- Born: 27 February 1912 Galway
- Died: 1995 (aged 82–83)
- Occupation: Harbour master
- Employer: Galway Harbour Commissioners
- Known for: First female harbour master in Ireland

= Kathleen Curran =

Kathleen Curran (27 February 1912 – 1995) was secretary, collector and harbour master (acting) of the Port of Galway from 1951 to 1953, the “only woman in Ireland” to have filled these roles. She has been credited with being the first female harbour master in Ireland.

== Early life ==
Kathleen Bernadette Curran was born in Galway on 27 February 1912 to Mary Carroll and Patrick Curran, a coachman and gardener. She was one of seven children. The family lived on College Road, near the Port of Galway. She attended the Mercy Convent school. The family was deeply nationalist and instilled a love of the Irish language and Gaelic heritage in Curran.

As a child, Curran would often stand on the docks and “gaze in wonder at the ships, boats and trawlers, hookers and gleoteóigs”. She also read widely about seafaring. Her cousin was Peter B Kyne, a San Francisco-based writer, many of whose books were made into films.

As a young woman, she was engaged to be married to Captain William Goggin but her mother did not give the marriage her blessing and the engagement was ended. Curran lived with sister Maureen for the rest of her life. One of Eamon de Valera’s sisters lived with the sisters for a time.

== Career ==
When she left school, Curran began working for the Galway Harbour Board. In 1935, Curran was given the task of showing Hollywood actor Charles ‘Buddy’ Rogers around when he visited Galway. She also volunteered for the lifeboat services and was second coxswain of the Galway lifeboat. She worked first as an assistant and then as pilot, guiding ships into harbour.

Curran was appointed secretary to the Harbour Commissioners. She was on the board when the Athenia was sunk by a German submarine in 1939 and when The Moyalla ran aground on Black Rock in 1946. When the remains of WB Yeats were repatriated from France in 1948, Curran coordinated the event from the Galway end.

In 1951 she took on the combined functions of harbour master, Port Authority secretary and collector after the retirement of the secretary, Mr J J Campbell, and of the harbour master, Captain Thomas Tierney. At the time she was the only woman in Ireland to have done so. In 1953, she was featured in a column in Woman's Life magazine:

“A woman with a man’s job, which she carries out exceptionally well is Kathleen B Curran, Harbour Master and Secretary to the Port Authority and Galway Port…Her present responsible job includes arranging berthing accommodation for ships and attending to enquiries of ship’s masters ... She also on occasions takes the helm of the pilot boat, going out to ships to take off the pilot, and has many times been complimented on her excellent seamanship”.

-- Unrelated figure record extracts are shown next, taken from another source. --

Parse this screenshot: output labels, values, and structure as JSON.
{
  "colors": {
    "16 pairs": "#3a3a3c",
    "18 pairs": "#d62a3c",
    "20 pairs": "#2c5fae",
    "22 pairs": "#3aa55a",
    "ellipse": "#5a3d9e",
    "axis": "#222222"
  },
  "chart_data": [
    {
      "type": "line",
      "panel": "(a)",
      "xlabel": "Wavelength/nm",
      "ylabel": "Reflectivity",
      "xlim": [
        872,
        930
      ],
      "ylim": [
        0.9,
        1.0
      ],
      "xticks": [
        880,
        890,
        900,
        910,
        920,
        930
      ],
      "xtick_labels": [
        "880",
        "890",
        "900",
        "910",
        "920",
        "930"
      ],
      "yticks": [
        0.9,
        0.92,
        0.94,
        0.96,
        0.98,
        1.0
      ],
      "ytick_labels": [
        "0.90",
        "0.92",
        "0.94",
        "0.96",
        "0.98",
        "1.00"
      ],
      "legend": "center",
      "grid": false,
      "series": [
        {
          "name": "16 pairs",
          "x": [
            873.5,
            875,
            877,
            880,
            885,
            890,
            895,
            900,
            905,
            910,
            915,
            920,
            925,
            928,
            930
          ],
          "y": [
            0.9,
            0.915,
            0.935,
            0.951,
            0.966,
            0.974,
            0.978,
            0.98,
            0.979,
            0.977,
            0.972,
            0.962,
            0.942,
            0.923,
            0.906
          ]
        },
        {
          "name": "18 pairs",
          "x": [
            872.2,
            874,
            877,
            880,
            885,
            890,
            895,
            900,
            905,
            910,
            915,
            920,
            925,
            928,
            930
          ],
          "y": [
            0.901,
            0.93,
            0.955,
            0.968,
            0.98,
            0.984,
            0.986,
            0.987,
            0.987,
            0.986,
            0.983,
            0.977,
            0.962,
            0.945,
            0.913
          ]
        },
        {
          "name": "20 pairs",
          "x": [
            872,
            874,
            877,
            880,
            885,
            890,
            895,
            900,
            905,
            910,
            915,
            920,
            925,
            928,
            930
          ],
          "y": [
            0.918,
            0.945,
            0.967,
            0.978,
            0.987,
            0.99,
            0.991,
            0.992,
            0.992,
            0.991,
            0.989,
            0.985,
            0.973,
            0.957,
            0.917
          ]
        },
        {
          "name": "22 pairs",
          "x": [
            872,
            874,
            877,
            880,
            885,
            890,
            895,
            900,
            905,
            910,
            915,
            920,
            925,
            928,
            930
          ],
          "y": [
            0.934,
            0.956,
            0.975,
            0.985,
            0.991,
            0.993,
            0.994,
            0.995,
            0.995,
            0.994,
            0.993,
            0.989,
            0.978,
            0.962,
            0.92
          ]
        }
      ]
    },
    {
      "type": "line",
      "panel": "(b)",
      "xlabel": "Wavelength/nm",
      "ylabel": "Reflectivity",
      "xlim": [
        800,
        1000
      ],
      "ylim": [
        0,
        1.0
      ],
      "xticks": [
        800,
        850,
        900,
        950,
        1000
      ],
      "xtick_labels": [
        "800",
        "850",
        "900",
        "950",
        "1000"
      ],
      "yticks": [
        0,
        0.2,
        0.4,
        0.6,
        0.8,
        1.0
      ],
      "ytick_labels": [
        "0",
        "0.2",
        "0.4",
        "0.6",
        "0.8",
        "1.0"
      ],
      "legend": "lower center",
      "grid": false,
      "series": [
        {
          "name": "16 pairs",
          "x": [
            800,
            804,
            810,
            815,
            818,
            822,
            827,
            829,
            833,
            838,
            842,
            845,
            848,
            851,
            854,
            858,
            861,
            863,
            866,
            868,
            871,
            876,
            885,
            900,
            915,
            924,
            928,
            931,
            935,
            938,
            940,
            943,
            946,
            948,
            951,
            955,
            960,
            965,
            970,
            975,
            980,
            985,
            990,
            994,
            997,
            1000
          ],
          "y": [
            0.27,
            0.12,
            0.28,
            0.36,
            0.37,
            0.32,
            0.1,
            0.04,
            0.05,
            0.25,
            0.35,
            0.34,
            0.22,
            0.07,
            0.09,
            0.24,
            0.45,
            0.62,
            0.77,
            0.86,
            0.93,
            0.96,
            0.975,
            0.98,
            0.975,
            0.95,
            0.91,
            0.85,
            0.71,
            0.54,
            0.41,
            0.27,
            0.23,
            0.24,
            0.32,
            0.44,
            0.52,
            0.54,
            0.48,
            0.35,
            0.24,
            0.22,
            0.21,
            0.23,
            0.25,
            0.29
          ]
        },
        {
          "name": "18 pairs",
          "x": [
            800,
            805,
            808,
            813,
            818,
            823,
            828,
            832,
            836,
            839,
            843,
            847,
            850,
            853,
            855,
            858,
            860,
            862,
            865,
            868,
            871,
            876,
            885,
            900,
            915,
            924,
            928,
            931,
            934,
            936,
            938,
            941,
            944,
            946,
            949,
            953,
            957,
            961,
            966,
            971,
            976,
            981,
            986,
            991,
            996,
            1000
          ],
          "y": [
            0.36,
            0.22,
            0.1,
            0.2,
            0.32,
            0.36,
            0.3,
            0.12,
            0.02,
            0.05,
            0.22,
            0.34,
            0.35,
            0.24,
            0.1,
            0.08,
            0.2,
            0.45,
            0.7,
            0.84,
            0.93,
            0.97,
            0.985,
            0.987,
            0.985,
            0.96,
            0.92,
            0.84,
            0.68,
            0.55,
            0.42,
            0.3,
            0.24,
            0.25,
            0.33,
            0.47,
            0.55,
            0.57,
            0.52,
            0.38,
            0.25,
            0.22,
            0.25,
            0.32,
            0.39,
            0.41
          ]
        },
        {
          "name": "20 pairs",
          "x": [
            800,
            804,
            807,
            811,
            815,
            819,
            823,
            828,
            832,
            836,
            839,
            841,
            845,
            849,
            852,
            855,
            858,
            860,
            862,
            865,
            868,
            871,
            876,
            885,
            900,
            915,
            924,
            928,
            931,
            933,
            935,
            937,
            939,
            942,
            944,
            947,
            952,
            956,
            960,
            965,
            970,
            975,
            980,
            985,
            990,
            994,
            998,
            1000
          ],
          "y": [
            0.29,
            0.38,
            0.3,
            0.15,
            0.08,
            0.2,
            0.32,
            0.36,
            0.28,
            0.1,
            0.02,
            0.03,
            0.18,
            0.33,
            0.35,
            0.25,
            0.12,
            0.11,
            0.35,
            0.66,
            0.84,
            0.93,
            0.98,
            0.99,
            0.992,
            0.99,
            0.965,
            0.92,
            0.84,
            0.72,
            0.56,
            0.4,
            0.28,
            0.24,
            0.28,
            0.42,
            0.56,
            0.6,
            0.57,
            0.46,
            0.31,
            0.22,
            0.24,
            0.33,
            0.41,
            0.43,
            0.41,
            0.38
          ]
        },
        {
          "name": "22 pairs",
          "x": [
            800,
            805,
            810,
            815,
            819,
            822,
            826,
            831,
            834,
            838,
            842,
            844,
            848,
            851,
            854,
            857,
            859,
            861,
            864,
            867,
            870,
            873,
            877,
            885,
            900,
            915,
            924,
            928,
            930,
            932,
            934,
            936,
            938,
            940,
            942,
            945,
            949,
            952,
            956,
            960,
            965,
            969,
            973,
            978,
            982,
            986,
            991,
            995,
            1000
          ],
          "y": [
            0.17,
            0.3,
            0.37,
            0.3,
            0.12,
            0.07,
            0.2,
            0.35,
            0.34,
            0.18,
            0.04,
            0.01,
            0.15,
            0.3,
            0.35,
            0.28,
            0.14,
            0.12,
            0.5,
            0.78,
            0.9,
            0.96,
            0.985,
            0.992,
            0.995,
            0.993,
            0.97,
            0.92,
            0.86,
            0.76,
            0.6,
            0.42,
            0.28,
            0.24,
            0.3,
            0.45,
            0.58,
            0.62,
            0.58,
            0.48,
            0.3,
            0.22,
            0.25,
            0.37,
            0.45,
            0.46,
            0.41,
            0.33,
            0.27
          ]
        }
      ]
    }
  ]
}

Due to legislation in Ireland which restricted the right of women to take public service jobs, the appointment was temporary and the Port Authority continued to seek men to fill the roles. In 1953, after nearly two years, Curran handed over the job to two men. The new harbour master was Captain James Whyte. It was said that subsequent harbour masters never made an important decision without “a word with Kathleen”.

=== First female harbour master ===
Curran has been credited as the first female harbour master in Ireland. Though no official record exists, there is evidence that at least three women had earlier held the title of harbour master or mistress. Margaret Moloney took on the role after the death of her brother James, the harbour master at Glin, County Limerick. She was employed by the Limerick Harbour Board from 1918 until her retirement in 1952. When she died in 1959, her obituary claimed that “Ireland loses its only woman harbour master” and she was described as “probably the world’s oldest harbour master, and certainly the world’s only woman to hold such a position”. The village of Glin erected a statue commemorating “Ireland’s only harbour mistress” in 2000.

Ellen Fitzell's husband George was harbour master in Saleen Quay, Ballylongford, County Kerry and she took on the role after his death. She was harbour mistress from 1911 until her own death in 1918. Mary Corrigan in Antrim was harbour mistress of the Lower Bann Waterway from at least 1901 (when it was recorded in the census) until her death in 1907, when her sister Elizabeth took on the role. These harbours would have been significantly smaller than the port of Galway.

More recently, Capt Catríona Dowling was hailed as the “first female harbour master in the history of the island of Ireland and one of only two in the United Kingdom” after her appointment as harbour master of Warrenpoint Harbour, Northern Ireland’s second commercial port, in 2016.

== Later life ==
Curran was on the committee organising the building of Galway Cathedral in the late 1950s and early 1960s.

Curran retired in the 1970s after 45 years of service to the port of Galway. It was her habit to walk by the docks every day. She died in 1995.